Xv6 has many lock-order chains of length two involving
per-process locks
(the lock in each
struct proc
)
due to the way that
sleep
works (see Chapter 7).
For example,
consoleintr
(kernel/console.c:136)
is the interrupt routine which handles typed characters.
When a newline arrives, any process that is waiting for
console input should be woken up.
To do this,
consoleintr
holds
cons.lock
while calling
wakeup
,
which acquires
the waiting process’s lock in order to wake it up.
In consequence, the global deadlock-avoiding
lock order includes the rule that
cons.lock
must be acquired before any process lock.
The file-system code contains xv6’s longest lock chains.

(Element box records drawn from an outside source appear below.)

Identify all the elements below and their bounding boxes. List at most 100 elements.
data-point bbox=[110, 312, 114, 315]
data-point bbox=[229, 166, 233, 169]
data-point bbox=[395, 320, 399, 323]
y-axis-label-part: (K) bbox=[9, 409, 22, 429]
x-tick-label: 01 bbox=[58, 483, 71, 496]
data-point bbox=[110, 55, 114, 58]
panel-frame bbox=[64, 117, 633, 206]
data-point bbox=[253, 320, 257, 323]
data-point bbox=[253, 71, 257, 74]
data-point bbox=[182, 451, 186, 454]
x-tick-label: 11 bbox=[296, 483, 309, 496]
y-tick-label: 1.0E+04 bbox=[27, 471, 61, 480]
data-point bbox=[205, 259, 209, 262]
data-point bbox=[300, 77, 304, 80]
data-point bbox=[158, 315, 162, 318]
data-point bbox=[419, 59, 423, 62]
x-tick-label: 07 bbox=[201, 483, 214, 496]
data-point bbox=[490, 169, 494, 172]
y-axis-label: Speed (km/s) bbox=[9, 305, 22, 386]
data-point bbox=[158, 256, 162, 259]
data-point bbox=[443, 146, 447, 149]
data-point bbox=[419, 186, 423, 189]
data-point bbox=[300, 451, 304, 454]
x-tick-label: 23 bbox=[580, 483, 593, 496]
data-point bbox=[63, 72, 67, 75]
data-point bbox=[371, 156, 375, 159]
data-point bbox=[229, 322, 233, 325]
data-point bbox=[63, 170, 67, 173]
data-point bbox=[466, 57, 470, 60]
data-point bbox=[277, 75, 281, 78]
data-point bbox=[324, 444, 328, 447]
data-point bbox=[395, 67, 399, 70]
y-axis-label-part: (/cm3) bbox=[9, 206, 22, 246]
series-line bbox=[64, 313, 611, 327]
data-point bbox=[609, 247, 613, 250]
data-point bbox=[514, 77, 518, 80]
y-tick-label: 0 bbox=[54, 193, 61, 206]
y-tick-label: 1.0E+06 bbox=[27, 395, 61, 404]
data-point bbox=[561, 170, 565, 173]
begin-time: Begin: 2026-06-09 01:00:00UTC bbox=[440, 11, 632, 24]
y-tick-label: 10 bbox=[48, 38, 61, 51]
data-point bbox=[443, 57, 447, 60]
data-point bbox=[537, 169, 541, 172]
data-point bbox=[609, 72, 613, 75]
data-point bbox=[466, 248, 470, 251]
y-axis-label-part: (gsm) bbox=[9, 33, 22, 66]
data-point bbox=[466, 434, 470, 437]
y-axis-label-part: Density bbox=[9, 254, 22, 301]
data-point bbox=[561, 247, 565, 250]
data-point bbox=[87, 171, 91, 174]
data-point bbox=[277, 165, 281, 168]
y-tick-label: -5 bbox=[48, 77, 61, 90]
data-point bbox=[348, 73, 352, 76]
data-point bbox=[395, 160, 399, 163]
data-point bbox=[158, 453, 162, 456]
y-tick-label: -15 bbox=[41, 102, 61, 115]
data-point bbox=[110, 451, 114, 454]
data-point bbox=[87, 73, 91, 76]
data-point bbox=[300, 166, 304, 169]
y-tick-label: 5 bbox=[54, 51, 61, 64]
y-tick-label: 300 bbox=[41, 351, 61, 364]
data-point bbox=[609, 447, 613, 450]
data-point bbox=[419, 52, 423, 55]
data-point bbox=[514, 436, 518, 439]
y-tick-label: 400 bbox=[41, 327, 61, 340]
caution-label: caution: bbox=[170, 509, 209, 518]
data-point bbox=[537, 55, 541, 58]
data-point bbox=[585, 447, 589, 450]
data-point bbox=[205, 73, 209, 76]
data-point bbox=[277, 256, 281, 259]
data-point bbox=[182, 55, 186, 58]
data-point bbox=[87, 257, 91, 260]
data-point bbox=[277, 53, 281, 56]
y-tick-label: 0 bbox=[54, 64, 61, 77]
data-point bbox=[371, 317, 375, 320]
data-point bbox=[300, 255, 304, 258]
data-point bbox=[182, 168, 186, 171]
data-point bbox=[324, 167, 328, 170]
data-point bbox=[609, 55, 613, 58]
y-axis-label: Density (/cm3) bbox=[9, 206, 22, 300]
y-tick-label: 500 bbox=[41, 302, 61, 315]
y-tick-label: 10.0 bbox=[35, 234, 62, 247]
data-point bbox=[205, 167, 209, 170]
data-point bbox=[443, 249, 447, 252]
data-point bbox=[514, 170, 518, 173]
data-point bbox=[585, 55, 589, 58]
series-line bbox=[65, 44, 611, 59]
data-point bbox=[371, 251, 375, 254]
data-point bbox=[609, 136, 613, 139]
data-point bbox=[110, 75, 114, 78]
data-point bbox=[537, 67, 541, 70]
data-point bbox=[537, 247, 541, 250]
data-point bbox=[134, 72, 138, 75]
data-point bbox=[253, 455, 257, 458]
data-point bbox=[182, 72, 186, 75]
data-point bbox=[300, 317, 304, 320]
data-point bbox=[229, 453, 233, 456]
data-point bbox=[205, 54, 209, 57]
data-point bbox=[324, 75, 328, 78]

For example, creating a file requires simultaneously
holding a lock on the directory, a lock on the new file’s inode,
a lock on a disk block buffer,
the disk driver’s vdisk_lock
,
and
the calling process’s p->lock
.
To avoid deadlock, file-system code always acquires locks in the order
mentioned in the previous sentence.
Honoring a global deadlock-avoiding order can be surprisingly difficult. Sometimes the lock order conflicts with logical program structure, e.g., perhaps code module M1 calls module M2, but the lock order requires that a lock in M2 be acquired before a lock in M1. Sometimes the identities of locks aren’t known in advance, perhaps because one lock must be held in order to discover the identity of the lock to be acquired next. This kind of situation arises in the file system as it looks up successive components in a path name, and in the code for wait and exit as they search the table of processes looking for child processes. Finally, the danger of deadlock is often a constraint on how fine-grained one can make a locking scheme, since more locks often means more opportunity for deadlock. The need to avoid deadlock is often a major factor in kernel implementation.